How is \$ being interpreted by grep?

When I write

$ grep \$  

then whatever I type on terminal, is matched and printed on terminal. How is \$ being interpreted?


Solution 1:

The shell is interpreting the \$ and passing it through to grep as $, the end of line character. So assuming your line has an end, it will match :-)

If you want to match an actual $ in grep, use one of:

grep \\\$
grep '\$'

In the former, the shell interprets \\ as \ and \$ as $, giving \$. In the latter, it doesn't interpret it at all.

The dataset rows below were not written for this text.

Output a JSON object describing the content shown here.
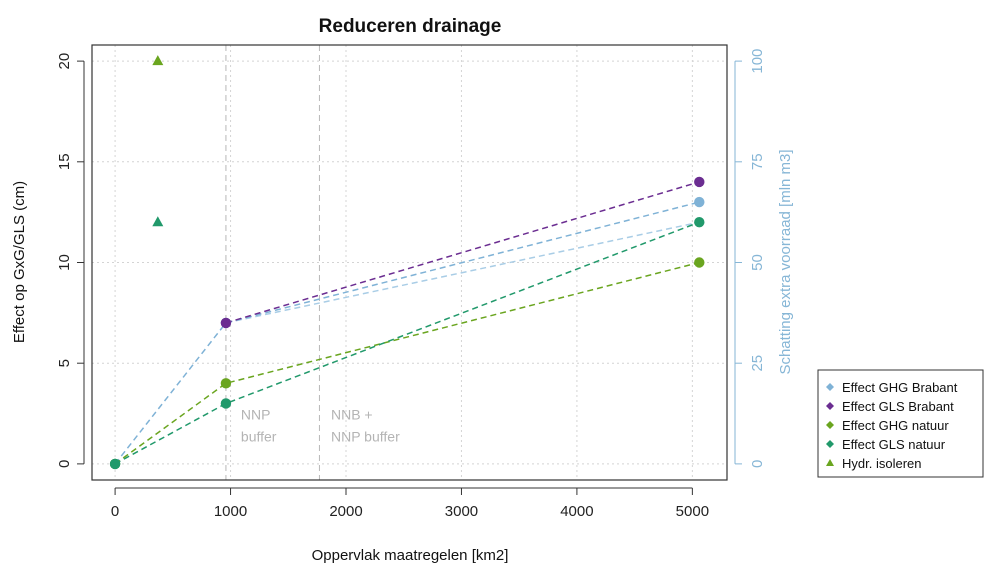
{
  "chart_data": {
    "type": "line",
    "title": "Reduceren drainage",
    "xlabel": "Oppervlak maatregelen [km2]",
    "ylabel": "Effect op GxG/GLS (cm)",
    "ylabel_right": "Schatting extra voorraad [mln m3]",
    "xlim": [
      -200,
      5300
    ],
    "ylim": [
      -0.8,
      20.8
    ],
    "ylim_right": [
      0,
      100
    ],
    "x_ticks": [
      0,
      1000,
      2000,
      3000,
      4000,
      5000
    ],
    "y_ticks": [
      0,
      5,
      10,
      15,
      20
    ],
    "y_ticks_right": [
      0,
      25,
      50,
      75,
      100
    ],
    "grid": true,
    "legend_position": "right, outside plot",
    "series": [
      {
        "name": "Effect GHG Brabant",
        "color": "#7fb2d6",
        "marker": "circle",
        "x": [
          0,
          960,
          5060
        ],
        "y": [
          0,
          7,
          13
        ]
      },
      {
        "name": "Effect GLS Brabant",
        "color": "#6b2d91",
        "marker": "circle",
        "x": [
          960,
          5060
        ],
        "y": [
          7,
          14
        ]
      },
      {
        "name": "Effect GHG natuur",
        "color": "#6aa51f",
        "marker": "circle",
        "x": [
          0,
          960,
          5060
        ],
        "y": [
          0,
          4,
          10
        ]
      },
      {
        "name": "Effect GLS natuur",
        "color": "#21996b",
        "marker": "circle",
        "x": [
          0,
          960,
          5060
        ],
        "y": [
          0,
          3,
          12
        ]
      },
      {
        "name": "Hydr. isoleren",
        "color": "#6aa51f",
        "marker": "triangle",
        "x": [
          370,
          370
        ],
        "y": [
          20,
          12
        ],
        "colors": [
          "#6aa51f",
          "#21996b"
        ]
      }
    ],
    "extra_lines": [
      {
        "color": "#a9cde6",
        "x": [
          960,
          5060
        ],
        "y": [
          7,
          12
        ]
      }
    ],
    "vlines": [
      960,
      1770
    ],
    "annotations": [
      {
        "text": [
          "NNP",
          "buffer"
        ],
        "x": 1090,
        "y": 1.1
      },
      {
        "text": [
          "NNB +",
          "NNP buffer"
        ],
        "x": 1870,
        "y": 1.1
      }
    ]
  }
}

As to your question as to why \$ matches the dollar sign rather the the two-character sequence, regular expressions like those used in grep use special characters for some purposes. Some of those are:

$       end of line
^       start of line
.       any character
+       1 or more of the preceeding pattern
*       0 or more of the preceeding pattern
{n,m}   between n and m of the preceeding pattern
[x-y]   any character between x and y (such as [0-9] for a digit).

along with many others.

When you want to match a literla character that's normally treated as a special character, you need to escape it so that grep will treat it as the normal character.

Solution 2:

The shell first expands any escape sequences before passing the arguments to the program, so it interprets the \$ as an escape sequence and passes the single argument $ to grep, which matches the end of line. Since every line has an end, then any line should match :)

Solution 3:

It's being interpreted as the end-of-line metacharacter. If you want to match an actual dollar sign, do

 $ grep \\$ 

or

 $ grep '\$' 

Solution 4:

^ is for start of string, and $ for end.

grep \$

or

grep $

will match every string, so anything you type is echoed back.

Try

grep a$

Now, only strings whose last character is a will be matched and echoed.